Магний: Отправная точка в заботе о здоровье

Магний — это нечто большее, чем просто необходимость для вашего организма. Этот важный минерал играет роль в более чем 300 химических реакциях в человеческом теле.

Ваши мышцы требуют магний для сокращения, а нервы используют его для передачи сигналов.

Магний также поддерживает ритм сердца и обеспечивает здоровье иммунной системы. И хотя овощи, зелень, семена и орехи могут обеспечить вас магнием, ежедневное потребление свежих и вкусных фруктов также может помочь вам удовлетворить вашу дневную норму.

Ежедневная потребность в магнии: 310-420 мг в зависимости от возраста и пола

Рекомендуемое потребление магния для взрослых в возрасте от 19 до 30 лет составляет 400 мг для мужчин и 310 мг для женщин.

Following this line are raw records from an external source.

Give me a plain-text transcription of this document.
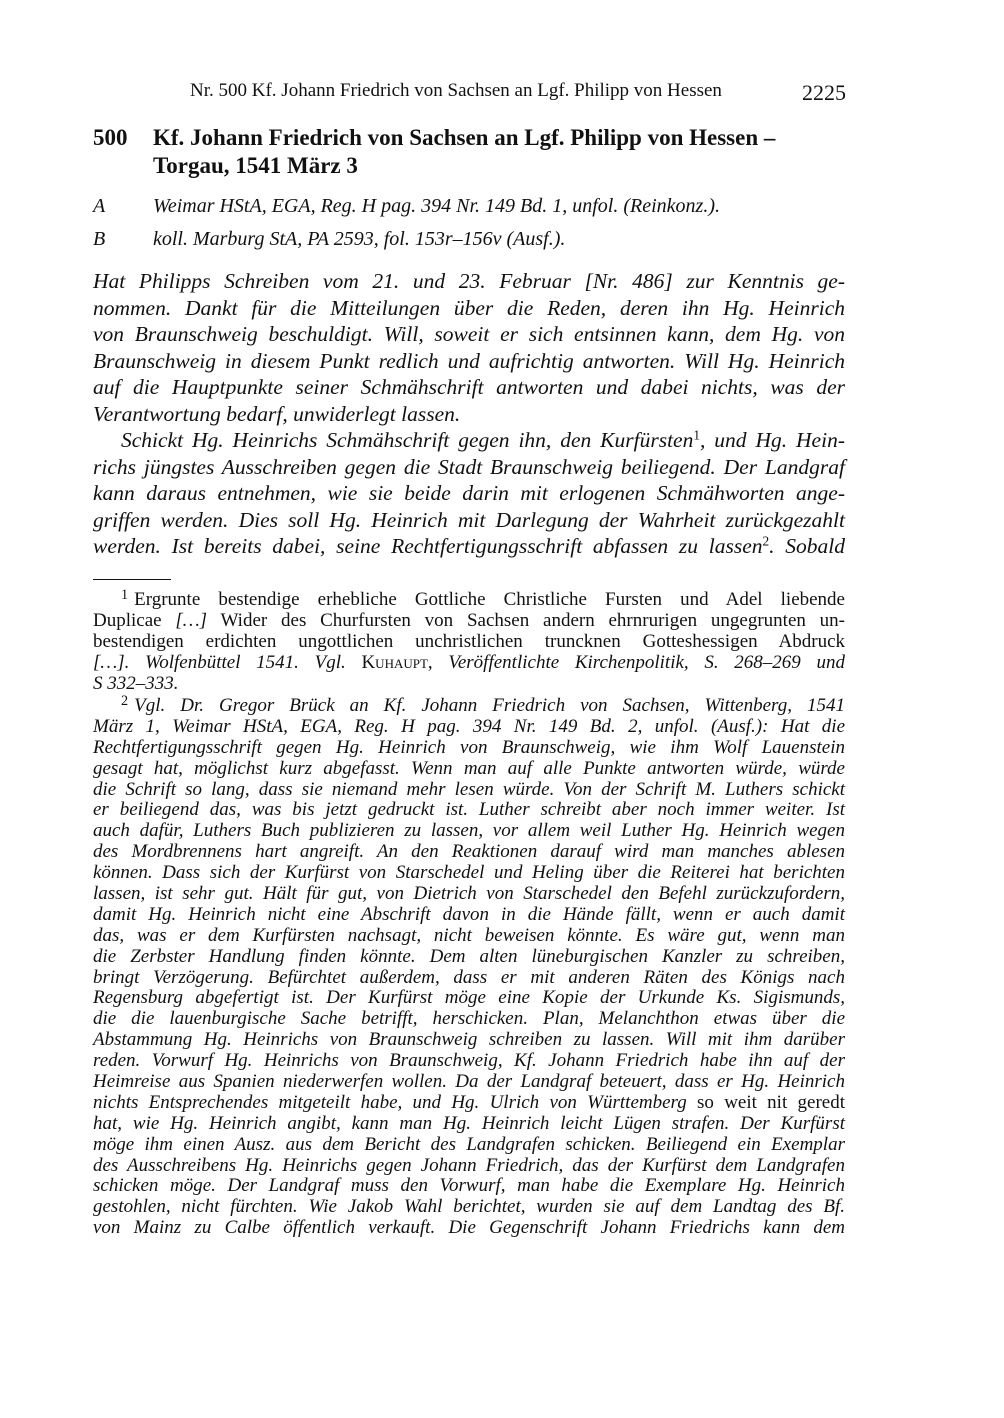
Nr. 500 Kf. Johann Friedrich von Sachsen an Lgf. Philipp von Hessen	2225
500	Kf. Johann Friedrich von Sachsen an Lgf. Philipp von Hessen – Torgau, 1541 März 3
A	Weimar HStA, EGA, Reg. H pag. 394 Nr. 149 Bd. 1, unfol. (Reinkonz.).
B	koll. Marburg StA, PA 2593, fol. 153r–156v (Ausf.).
Hat Philipps Schreiben vom 21. und 23. Februar [Nr. 486] zur Kenntnis ge-
nommen. Dankt für die Mitteilungen über die Reden, deren ihn Hg. Heinrich
von Braunschweig beschuldigt. Will, soweit er sich entsinnen kann, dem Hg. von
Braunschweig in diesem Punkt redlich und aufrichtig antworten. Will Hg. Heinrich
auf die Hauptpunkte seiner Schmähschrift antworten und dabei nichts, was der
Verantwortung bedarf, unwiderlegt lassen.
Schickt Hg. Heinrichs Schmähschrift gegen ihn, den Kurfürsten$^1$, und Hg. Hein-
richs jüngstes Ausschreiben gegen die Stadt Braunschweig beiliegend. Der Landgraf
kann daraus entnehmen, wie sie beide darin mit erlogenen Schmähworten ange-
griffen werden. Dies soll Hg. Heinrich mit Darlegung der Wahrheit zurückgezahlt
werden. Ist bereits dabei, seine Rechtfertigungsschrift abfassen zu lassen$^2$. Sobald
$^1$ Ergrunte bestendige erhebliche Gottliche Christliche Fursten und Adel liebende
Duplicae […] Wider des Churfursten von Sachsen andern ehrnrurigen ungegrunten un-
bestendigen erdichten ungottlichen unchristlichen truncknen Gotteshessigen Abdruck
[…]. Wolfenbüttel 1541. Vgl. Kuhaupt, Veröffentlichte Kirchenpolitik, S. 268–269 und
S 332–333.
$^2$ Vgl. Dr. Gregor Brück an Kf. Johann Friedrich von Sachsen, Wittenberg, 1541
März 1, Weimar HStA, EGA, Reg. H pag. 394 Nr. 149 Bd. 2, unfol. (Ausf.): Hat die
Rechtfertigungsschrift gegen Hg. Heinrich von Braunschweig, wie ihm Wolf Lauenstein
gesagt hat, möglichst kurz abgefasst. Wenn man auf alle Punkte antworten würde, würde
die Schrift so lang, dass sie niemand mehr lesen würde. Von der Schrift M. Luthers schickt
er beiliegend das, was bis jetzt gedruckt ist. Luther schreibt aber noch immer weiter. Ist
auch dafür, Luthers Buch publizieren zu lassen, vor allem weil Luther Hg. Heinrich wegen
des Mordbrennens hart angreift. An den Reaktionen darauf wird man manches ablesen
können. Dass sich der Kurfürst von Starschedel und Heling über die Reiterei hat berichten
lassen, ist sehr gut. Hält für gut, von Dietrich von Starschedel den Befehl zurückzufordern,
damit Hg. Heinrich nicht eine Abschrift davon in die Hände fällt, wenn er auch damit
das, was er dem Kurfürsten nachsagt, nicht beweisen könnte. Es wäre gut, wenn man
die Zerbster Handlung finden könnte. Dem alten lüneburgischen Kanzler zu schreiben,
bringt Verzögerung. Befürchtet außerdem, dass er mit anderen Räten des Königs nach
Regensburg abgefertigt ist. Der Kurfürst möge eine Kopie der Urkunde Ks. Sigismunds,
die die lauenburgische Sache betrifft, herschicken. Plan, Melanchthon etwas über die
Abstammung Hg. Heinrichs von Braunschweig schreiben zu lassen. Will mit ihm darüber
reden. Vorwurf Hg. Heinrichs von Braunschweig, Kf. Johann Friedrich habe ihn auf der
Heimreise aus Spanien niederwerfen wollen. Da der Landgraf beteuert, dass er Hg. Heinrich
nichts Entsprechendes mitgeteilt habe, und Hg. Ulrich von Württemberg so weit nit geredt
hat, wie Hg. Heinrich angibt, kann man Hg. Heinrich leicht Lügen strafen. Der Kurfürst
möge ihm einen Ausz. aus dem Bericht des Landgrafen schicken. Beiliegend ein Exemplar
des Ausschreibens Hg. Heinrichs gegen Johann Friedrich, das der Kurfürst dem Landgrafen
schicken möge. Der Landgraf muss den Vorwurf, man habe die Exemplare Hg. Heinrich
gestohlen, nicht fürchten. Wie Jakob Wahl berichtet, wurden sie auf dem Landtag des Bf.
von Mainz zu Calbe öffentlich verkauft. Die Gegenschrift Johann Friedrichs kann dem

С 31 года мужчинам требуется дополнительно 20 мг, то есть 420 мг, этого важного минерала ежедневно, в то время как женщины нуждаются в дополнительных 10 мг (320 мг). Рекомендуемая норма для беременных женщин варьируется от 350 до 400 мг, в зависимости от их возраста.

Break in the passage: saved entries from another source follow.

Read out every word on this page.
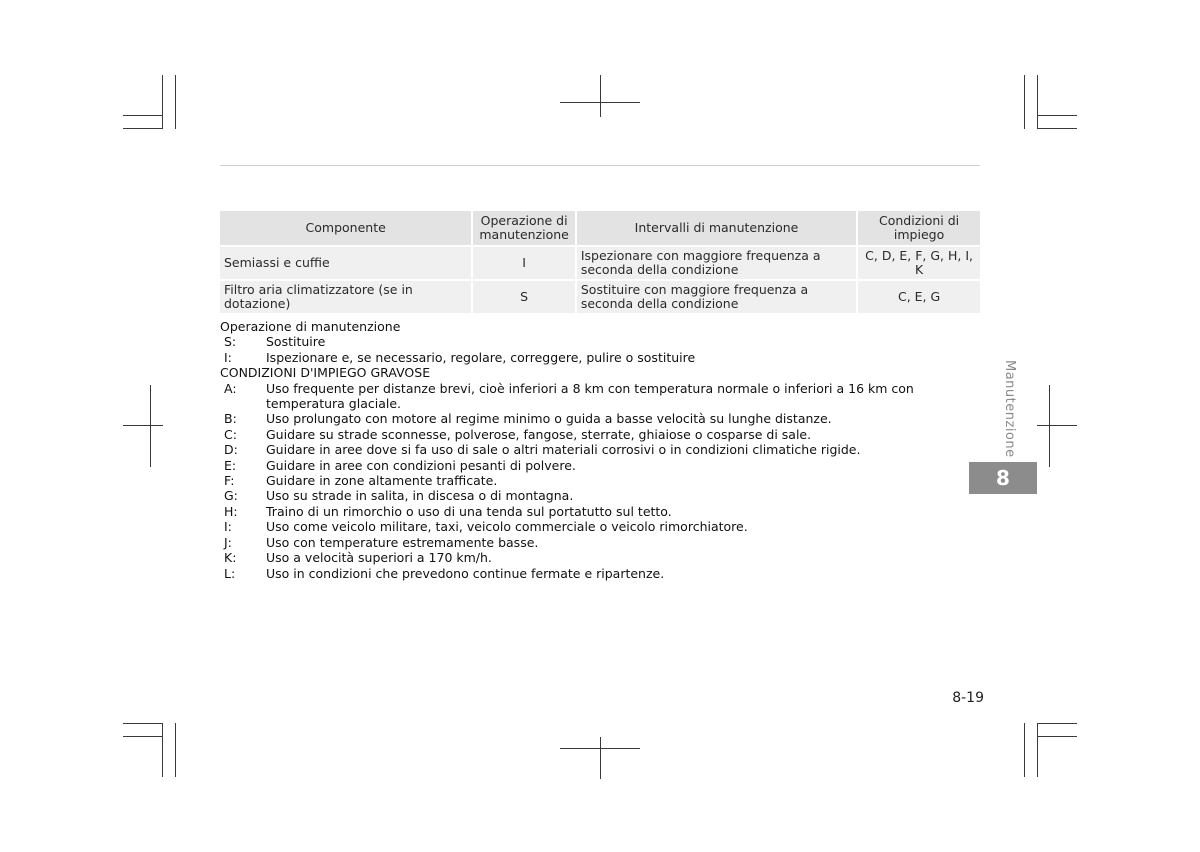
Componente	Operazione di manutenzione	Intervalli di manutenzione	Condizioni di impiego
Semiassi e cuffie	I	Ispezionare con maggiore frequenza a seconda della condizione	C, D, E, F, G, H, I, K
Filtro aria climatizzatore (se in dotazione)	S	Sostituire con maggiore frequenza a seconda della condizione	C, E, G

Operazione di manutenzione

S:	Sostituire
I:	Ispezionare e, se necessario, regolare, correggere, pulire o sostituire

CONDIZIONI D'IMPIEGO GRAVOSE

A:	Uso frequente per distanze brevi, cioè inferiori a 8 km con temperatura normale o inferiori a 16 km con temperatura glaciale.
B:	Uso prolungato con motore al regime minimo o guida a basse velocità su lunghe distanze.
C:	Guidare su strade sconnesse, polverose, fangose, sterrate, ghiaiose o cosparse di sale.
D:	Guidare in aree dove si fa uso di sale o altri materiali corrosivi o in condizioni climatiche rigide.
E:	Guidare in aree con condizioni pesanti di polvere.
F:	Guidare in zone altamente trafficate.
G:	Uso su strade in salita, in discesa o di montagna.
H:	Traino di un rimorchio o uso di una tenda sul portatutto sul tetto.
I:	Uso come veicolo militare, taxi, veicolo commerciale o veicolo rimorchiatore.
J:	Uso con temperature estremamente basse.
K:	Uso a velocità superiori a 170 km/h.
L:	Uso in condizioni che prevedono continue fermate e ripartenze.
Manutenzione
8
8-19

В следующем списке представлено суточное значение (суточной нормы) или целевой суточный прием магния, установленный на уровне 400 мг для взрослых, а процент (%) показывает, какую часть вашей суточной нормы вы получите из указанного размера порции фруктов.

Опунция (Индийская фига)

1 чашка опунций: 127 мг магния (31,7 % суточной нормы)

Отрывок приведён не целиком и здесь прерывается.